In pandas, you can access specific positions of a time series either by classical integer position / row based indexing, or by datetime based indexing. The integer based index can be manipulated using basic arithmetic operations, e.g. if I have a integer_index
for a time series with frequency 12 hours and I want to access the entry exactly one day prior to this, I can simply do integer_index - 2
. However, real world data are not always perfect, and sometimes rows are missing. In this case, this method fails, and it would be helpful to be able to use datetime based indexing and subtract, for example, one day
from this index.

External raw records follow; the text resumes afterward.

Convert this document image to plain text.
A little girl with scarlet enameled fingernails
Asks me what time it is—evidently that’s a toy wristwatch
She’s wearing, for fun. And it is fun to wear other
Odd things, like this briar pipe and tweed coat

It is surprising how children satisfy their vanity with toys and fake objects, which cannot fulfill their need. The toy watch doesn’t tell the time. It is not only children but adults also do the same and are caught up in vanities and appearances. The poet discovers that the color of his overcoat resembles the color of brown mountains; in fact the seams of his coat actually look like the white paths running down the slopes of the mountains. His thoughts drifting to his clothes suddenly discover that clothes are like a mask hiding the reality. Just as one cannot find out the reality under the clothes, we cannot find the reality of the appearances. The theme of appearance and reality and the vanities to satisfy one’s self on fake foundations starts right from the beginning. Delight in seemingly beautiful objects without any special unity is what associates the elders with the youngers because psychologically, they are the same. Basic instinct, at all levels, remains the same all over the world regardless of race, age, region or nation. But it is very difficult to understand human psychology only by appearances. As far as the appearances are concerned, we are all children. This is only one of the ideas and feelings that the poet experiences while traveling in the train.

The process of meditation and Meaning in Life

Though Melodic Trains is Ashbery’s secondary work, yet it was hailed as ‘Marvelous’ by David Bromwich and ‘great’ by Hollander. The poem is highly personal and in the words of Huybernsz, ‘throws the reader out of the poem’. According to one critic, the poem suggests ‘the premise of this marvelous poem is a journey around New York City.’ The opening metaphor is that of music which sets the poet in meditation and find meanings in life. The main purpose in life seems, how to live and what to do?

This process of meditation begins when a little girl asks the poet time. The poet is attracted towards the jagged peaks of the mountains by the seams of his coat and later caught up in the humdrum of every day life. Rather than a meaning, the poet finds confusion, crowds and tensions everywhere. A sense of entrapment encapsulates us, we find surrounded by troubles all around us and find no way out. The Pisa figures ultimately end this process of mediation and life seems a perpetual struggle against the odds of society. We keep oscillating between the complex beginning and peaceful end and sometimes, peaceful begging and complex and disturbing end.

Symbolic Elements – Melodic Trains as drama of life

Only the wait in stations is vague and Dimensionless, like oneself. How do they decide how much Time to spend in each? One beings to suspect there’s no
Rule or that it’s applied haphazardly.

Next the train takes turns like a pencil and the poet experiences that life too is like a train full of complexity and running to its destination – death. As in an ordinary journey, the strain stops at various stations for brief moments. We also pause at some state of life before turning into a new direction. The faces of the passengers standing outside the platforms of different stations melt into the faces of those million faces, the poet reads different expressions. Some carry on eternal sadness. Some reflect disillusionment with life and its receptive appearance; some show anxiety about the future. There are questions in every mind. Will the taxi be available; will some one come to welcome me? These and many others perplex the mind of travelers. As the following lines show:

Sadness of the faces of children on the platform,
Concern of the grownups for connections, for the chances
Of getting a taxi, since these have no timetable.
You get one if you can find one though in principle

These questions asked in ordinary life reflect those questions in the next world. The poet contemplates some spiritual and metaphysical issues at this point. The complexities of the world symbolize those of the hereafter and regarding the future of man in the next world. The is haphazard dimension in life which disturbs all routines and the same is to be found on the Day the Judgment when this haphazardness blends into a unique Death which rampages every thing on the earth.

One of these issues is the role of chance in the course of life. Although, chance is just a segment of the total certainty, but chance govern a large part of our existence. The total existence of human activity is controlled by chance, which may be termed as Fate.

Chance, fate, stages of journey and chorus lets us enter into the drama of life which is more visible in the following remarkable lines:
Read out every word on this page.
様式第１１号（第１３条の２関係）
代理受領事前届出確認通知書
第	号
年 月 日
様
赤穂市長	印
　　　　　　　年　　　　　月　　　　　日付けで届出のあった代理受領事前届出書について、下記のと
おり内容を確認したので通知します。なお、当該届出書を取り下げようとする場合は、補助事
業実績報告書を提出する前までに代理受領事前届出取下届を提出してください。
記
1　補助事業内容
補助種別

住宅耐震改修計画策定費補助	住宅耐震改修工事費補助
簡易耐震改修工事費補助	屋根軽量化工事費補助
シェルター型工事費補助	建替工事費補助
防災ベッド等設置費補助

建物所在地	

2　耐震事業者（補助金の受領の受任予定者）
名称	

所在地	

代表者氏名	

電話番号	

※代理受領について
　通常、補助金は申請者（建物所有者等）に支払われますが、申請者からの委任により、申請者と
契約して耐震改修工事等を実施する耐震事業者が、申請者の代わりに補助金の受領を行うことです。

How can I do this?
Sample script:
# generate a sample time series
import pandas as pd
s = pd.Series(["A", "B", "C", "D", "E"], index=pd.date_range("2000-01-01", periods=5, freq="12h"))
print s
2000-01-01 00:00:00 A
2000-01-01 12:00:00 B
2000-01-02 00:00:00 C
2000-01-02 12:00:00 D
2000-01-03 00:00:00 E
Freq: 12H, dtype: object
# these to indices should access the same value ("C")
integer_index = 2
date_index = "2000-01-02 00:00"
print s[integer_index] # prints "C"
print s[date_index] # prints "C"
# I can access the value one day earlier by subtracting 2 from the integer index
print s[integer_index - 2] # prints A
# how can I subtract one day from the date index?
print s[date_index - 1] # raises an error
The background to this question can be found in an earlier submission of mine here:
Fill data gaps with average of data from adjacent days
where user JohnE found a workaround to my problem that uses integer position based indexing. He makes sure that I have equally spaced data by resampling the time series.